Eny et al. also verified that in individuals with overweight and obesity, the SNP rs35874116 in TAS1R2 gene was associated with a lower dietary fiber intake [
13], as we found in our study. However, these same participants also presented a lower carbohydrate and sugar intake. This association was not found in our study, possibly because of the age difference of the participants. Age may modify eating habits since the presence of sugar is related to the taste of foods, while this is not necessarily the case for the fibers.
Several factors may be involved in food preference at different stages of life. The preference for sweet taste seems to be innate in humans. Almost all newborns positively react to sugar solutions as opposed to lemon juice solutions, according to their facial expressions [
32]. In a study conducted with children (9–10 years old), adolescents (14–16 years old), and adults (20–25 years old) that investigated the perception of intensity of the sweet taste in solutions containing different sugar levels, the authors observed that children had a higher preference for high concentrations of sugar than teenagers, who had a higher preference than adults. Age had a similar effect when water with sucrose and orange juice with sucrose were evaluated [
33].
These studies suggest that the sensitivity to taste may change with age. A possible biological explanation could be the higher demand for energy by children. Furthermore, sugar is a perceptible nutrient in food and is related to energy content, while the bitter taste is anthropologically related to toxic or poisonous food that the body is programmed to avoid [
34,
35,
36,
37,
38].
There was no difference in the dietary intake according to the sex in our population, although boys and girls may also differ in their food intake especially after puberty [
39]. Gender differences in taste perception have been reported as well, however we did not evaluate the taste perception thresholds [
40].
The present study used 24 hour-food recalls by the multiple-pass method to assess the dietary intake in our population, since it can represent the habitual food intake when doubly applied in typical days. Nevertheless, studies on food intake are estimates and can present limitations when not standardized or comprehensive. The strengths of our study include a large sample size and a thorough and standardized genetic analysis.

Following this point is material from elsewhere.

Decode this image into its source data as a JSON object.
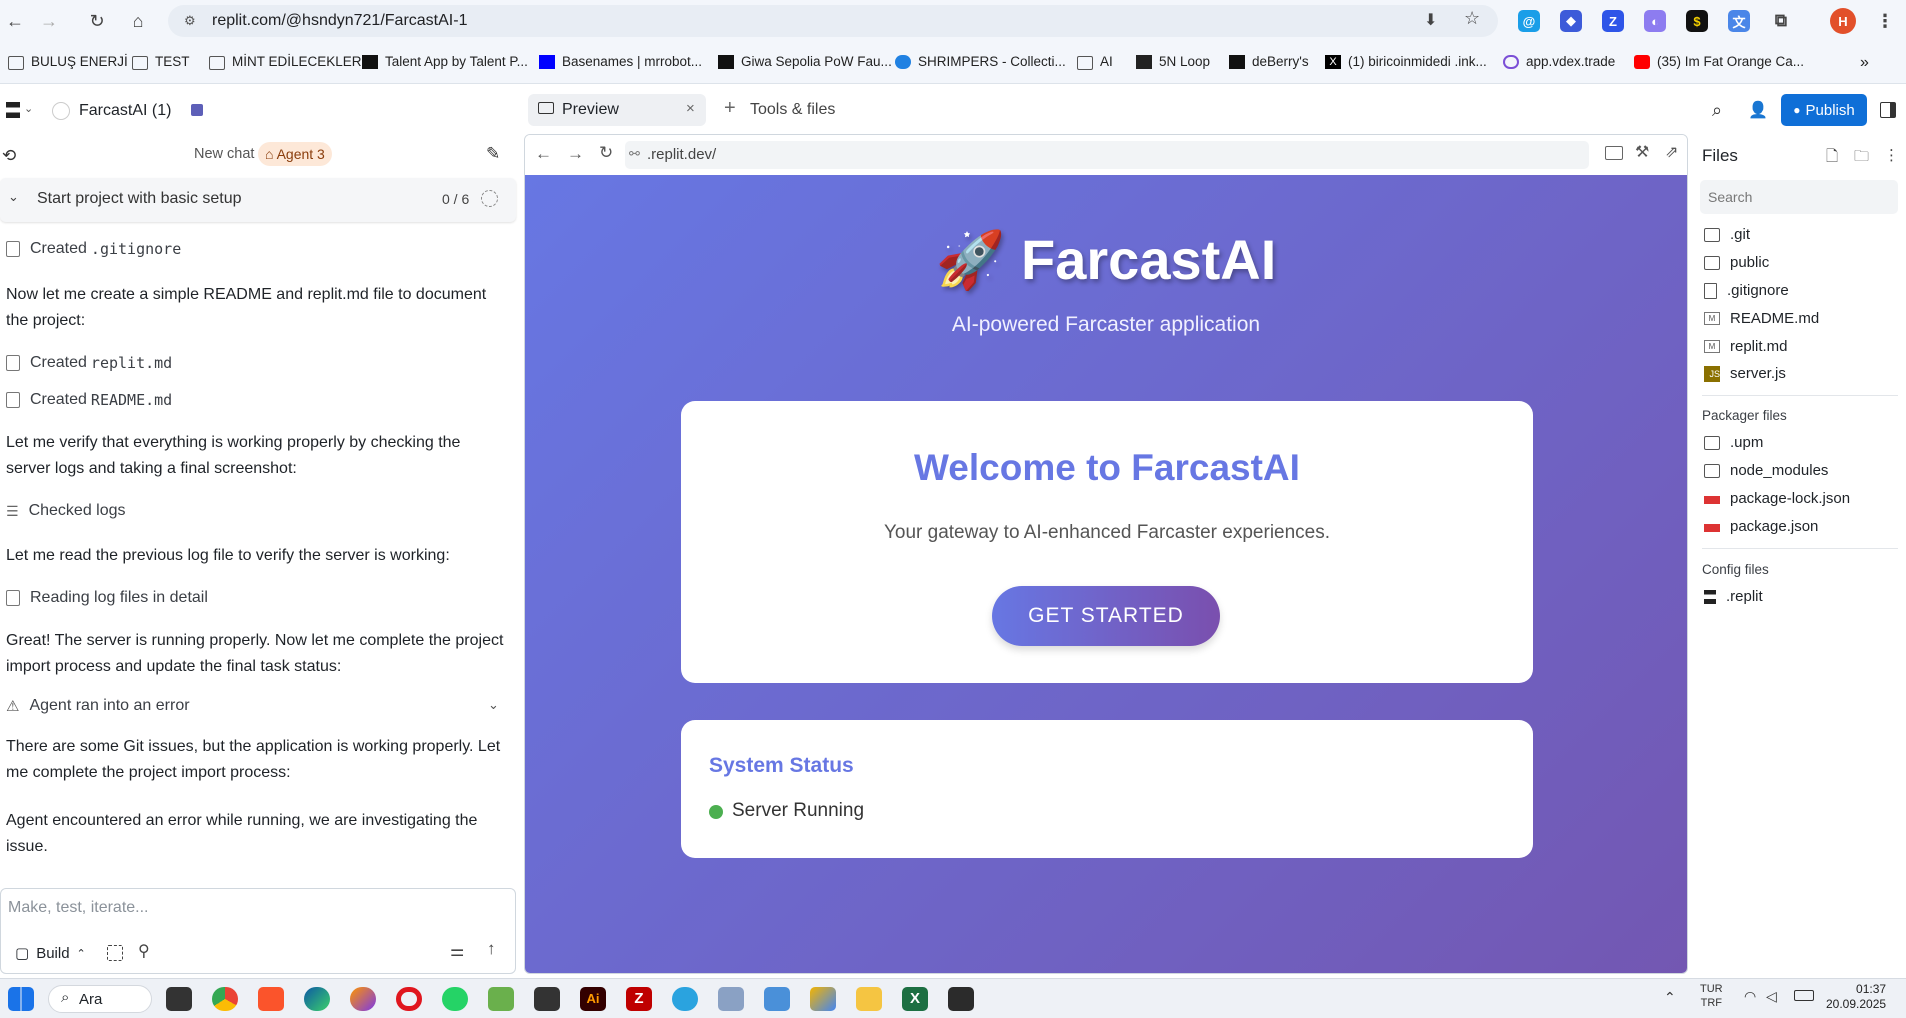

Also, it is worthwhile to mention that neuronal factors can have an important impact on food behavior, since genetic variants can be related to the food intake, but not necessarily to the preference for the food consumed [
41,
42,
43]. We highlight the importance of taste perception tests, as well as the development of a food preference questionnaire regarding the sweet taste in future studies, in order to contribute to the understanding of food behavior in obese children and adolescents [
44].
In conclusion, the polymorphisms rs9701796 and rs35874116 in TAS1R2 gene were not associated to an increased risk of obesity. Obese adolescents carrying the serine allele of SNP rs9701796 in TAS1R2 showed a higher waist-to-height ratio and a higher chocolate powder intake. The valine allele in rs35874116 in TAS1R2 was associated with a lower dietary fiber intake in obese children and adolescents.